Uber Might Buy Me a Mercedes Benz: An Empirical Investigation of the Sharing Economy and Durable Goods Purchase
By Jing Gong (Temple University), Brad N. Greenwood (University of Minnesota) & Yiping Song (Fudan University)
Abstract: In this work, we examine how the introduction of sharing-economy platforms (e.g., Uber, Lift, and Airbnb) affects durable goods purchase. On the one hand, the introduction of such platforms may cannibalize durable goods sales, as they may change the decision making calculus of consumers by offering a lower cost “rental” option in lieu of purchase.
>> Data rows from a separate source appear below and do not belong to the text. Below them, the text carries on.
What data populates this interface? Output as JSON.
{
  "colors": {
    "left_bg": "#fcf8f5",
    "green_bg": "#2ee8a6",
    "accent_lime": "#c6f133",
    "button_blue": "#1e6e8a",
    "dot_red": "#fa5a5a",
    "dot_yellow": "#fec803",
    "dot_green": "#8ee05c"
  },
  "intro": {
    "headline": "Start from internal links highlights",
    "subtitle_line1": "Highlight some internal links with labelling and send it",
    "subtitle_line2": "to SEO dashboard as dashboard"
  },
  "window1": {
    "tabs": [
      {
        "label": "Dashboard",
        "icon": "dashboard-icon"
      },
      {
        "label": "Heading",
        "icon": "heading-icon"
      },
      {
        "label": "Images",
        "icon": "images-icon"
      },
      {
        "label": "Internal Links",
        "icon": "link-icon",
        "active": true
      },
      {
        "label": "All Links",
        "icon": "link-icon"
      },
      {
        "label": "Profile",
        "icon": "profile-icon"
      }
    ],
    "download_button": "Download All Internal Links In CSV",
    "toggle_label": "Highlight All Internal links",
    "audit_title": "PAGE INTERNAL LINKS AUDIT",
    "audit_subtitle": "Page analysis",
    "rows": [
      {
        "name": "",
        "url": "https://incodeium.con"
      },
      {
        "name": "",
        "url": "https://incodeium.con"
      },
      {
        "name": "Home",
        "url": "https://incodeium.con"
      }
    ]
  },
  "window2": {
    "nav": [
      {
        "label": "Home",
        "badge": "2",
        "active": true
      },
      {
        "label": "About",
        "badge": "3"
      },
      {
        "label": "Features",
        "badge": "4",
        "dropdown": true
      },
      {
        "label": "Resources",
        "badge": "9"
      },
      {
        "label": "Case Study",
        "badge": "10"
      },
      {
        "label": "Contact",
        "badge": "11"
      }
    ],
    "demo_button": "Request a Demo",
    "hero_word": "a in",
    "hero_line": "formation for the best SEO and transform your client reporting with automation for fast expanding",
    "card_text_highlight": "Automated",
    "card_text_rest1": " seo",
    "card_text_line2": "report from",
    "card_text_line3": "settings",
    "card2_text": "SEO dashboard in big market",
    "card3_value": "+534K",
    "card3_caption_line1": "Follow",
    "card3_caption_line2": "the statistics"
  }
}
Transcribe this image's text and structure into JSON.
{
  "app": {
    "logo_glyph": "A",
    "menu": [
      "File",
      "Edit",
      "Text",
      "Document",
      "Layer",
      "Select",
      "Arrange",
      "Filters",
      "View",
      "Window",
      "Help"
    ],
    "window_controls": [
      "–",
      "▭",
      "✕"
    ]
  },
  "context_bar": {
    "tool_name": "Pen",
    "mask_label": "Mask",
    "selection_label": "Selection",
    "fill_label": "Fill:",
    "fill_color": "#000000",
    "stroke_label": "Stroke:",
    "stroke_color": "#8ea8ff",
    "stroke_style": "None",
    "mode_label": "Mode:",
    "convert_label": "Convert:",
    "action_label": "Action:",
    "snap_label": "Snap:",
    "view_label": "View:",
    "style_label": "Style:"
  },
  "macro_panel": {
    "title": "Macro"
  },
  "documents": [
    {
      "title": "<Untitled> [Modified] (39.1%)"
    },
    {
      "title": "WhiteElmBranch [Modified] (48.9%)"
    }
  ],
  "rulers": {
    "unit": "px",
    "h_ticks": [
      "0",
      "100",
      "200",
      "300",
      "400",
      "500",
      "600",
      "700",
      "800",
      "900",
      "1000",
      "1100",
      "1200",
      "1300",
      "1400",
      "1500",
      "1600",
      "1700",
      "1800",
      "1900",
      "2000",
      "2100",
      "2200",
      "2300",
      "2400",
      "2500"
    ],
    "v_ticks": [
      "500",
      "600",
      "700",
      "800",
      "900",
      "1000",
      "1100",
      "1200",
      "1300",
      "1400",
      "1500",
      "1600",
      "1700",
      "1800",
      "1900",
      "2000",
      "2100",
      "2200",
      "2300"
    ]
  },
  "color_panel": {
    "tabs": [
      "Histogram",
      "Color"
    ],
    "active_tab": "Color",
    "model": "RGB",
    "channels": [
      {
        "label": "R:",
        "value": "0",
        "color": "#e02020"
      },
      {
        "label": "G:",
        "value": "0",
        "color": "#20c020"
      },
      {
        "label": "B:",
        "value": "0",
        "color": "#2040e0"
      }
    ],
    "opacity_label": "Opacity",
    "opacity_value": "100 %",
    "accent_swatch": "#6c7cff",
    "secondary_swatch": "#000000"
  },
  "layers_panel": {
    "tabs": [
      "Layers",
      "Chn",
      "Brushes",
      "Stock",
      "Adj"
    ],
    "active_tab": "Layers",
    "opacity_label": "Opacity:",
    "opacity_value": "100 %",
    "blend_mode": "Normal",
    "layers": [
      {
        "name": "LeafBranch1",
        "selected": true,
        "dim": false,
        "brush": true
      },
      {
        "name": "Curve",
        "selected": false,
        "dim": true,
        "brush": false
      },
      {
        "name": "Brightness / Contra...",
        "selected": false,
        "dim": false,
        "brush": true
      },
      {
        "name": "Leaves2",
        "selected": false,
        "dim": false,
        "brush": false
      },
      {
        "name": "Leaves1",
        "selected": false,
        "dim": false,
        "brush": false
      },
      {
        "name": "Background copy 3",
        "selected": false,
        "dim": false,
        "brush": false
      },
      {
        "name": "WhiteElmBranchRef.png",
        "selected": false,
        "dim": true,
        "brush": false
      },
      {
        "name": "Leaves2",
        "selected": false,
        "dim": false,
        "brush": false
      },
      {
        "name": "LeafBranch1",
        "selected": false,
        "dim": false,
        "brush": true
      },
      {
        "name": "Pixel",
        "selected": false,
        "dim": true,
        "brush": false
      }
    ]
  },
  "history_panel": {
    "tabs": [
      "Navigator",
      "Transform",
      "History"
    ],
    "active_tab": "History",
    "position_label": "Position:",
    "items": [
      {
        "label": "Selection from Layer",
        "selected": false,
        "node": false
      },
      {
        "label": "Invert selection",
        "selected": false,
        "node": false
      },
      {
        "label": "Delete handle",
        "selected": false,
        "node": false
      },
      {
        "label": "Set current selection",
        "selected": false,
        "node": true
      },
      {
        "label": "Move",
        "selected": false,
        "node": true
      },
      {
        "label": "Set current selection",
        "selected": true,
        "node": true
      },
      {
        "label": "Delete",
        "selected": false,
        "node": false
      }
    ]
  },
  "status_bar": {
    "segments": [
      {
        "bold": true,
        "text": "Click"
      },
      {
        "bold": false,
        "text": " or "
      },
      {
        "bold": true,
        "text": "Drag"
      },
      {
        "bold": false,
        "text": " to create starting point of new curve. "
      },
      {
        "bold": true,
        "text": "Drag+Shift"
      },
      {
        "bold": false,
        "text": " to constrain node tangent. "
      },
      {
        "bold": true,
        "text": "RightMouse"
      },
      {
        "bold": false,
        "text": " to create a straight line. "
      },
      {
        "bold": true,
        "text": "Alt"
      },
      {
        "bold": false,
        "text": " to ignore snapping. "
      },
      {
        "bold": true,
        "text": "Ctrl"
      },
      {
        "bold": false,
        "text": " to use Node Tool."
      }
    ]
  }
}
On the other hand, such platforms might stimulate purchase, as the presence of these platforms could enhance the value of ownership (because participants may seek to capture the rents associated with participating in the sharing economy). In this study, we resolve this tension using a unique dataset of new vehicle registrations in China. In particular, we exploit a natural experiment, the variation in timing of Uber entry across different locations, to estimate the effect on vehicle purchase. Findings suggest that Uber entry is associated with a considerable increase (8%) in new vehicle ownership, suggesting that consumers are actively changing their stock of held resources in order to capture excess rents offered by these platforms. Further, results indicate that the effect of Uber entry varies considerably across gender, age, and vehicle types.